シェークスピアの問題劇の一つとされる「トロイラスとクレシダ」が上演される。紀元前のトロイ戦争を舞台とする群像劇で、敵と味方に分かれた男女の恋愛劇が核となる。その三角関係を演じるトロイの王子トロイラスの浦井健治(33)、神官の娘クレシダのソニン(32)、ギリシャ軍の将軍の岡本健一(46)は、さまざまな意味で「エネルギーを感じていただく舞台」と意気込む。
「トロイラス」は文学座と東京・世田谷パブリックシアター、兵庫県立芸術文化センターと2つの公共劇場が組む。出演者は総勢26人で文学座から江守徹、渡辺徹、今井朋彦らベテランから若手までの実力派が参加。そこに主演の浦井ら3人と吉田栄作が加わる。「スタッフを含め文学座の皆さんからは学ぶことばかり。化学反応が楽しみ」と浦井。

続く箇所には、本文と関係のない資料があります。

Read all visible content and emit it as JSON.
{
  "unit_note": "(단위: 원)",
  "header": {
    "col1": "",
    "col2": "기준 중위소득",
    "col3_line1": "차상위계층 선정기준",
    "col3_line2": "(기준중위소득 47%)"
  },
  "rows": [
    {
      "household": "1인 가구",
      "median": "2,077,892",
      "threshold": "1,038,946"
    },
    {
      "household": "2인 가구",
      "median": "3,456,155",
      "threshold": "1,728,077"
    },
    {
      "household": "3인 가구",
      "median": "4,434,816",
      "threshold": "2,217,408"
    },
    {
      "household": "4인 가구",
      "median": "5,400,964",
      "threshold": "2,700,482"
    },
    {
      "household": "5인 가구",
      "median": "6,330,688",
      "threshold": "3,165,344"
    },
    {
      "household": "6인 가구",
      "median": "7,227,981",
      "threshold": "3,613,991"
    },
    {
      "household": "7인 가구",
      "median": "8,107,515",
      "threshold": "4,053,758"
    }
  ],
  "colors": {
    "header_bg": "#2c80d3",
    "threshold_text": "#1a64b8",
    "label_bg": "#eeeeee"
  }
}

翻訳は小田島雄志、演出は鵜山仁。
悲劇と喜劇が交錯
トロイ王(江守)の末子トロイラス(浦井)はクレシダ(ソニン)に恋しパンダラス(渡辺)の仲介で結ばれる。だがクレシダは捕虜交換でギリシャ側に引き渡され、敵地で将軍ダイアミディーズ(岡本)に求愛される。一方トロイ王の長男へクター(吉田)は、戦況を打破しようとギリシャに一騎打ちを申し出る。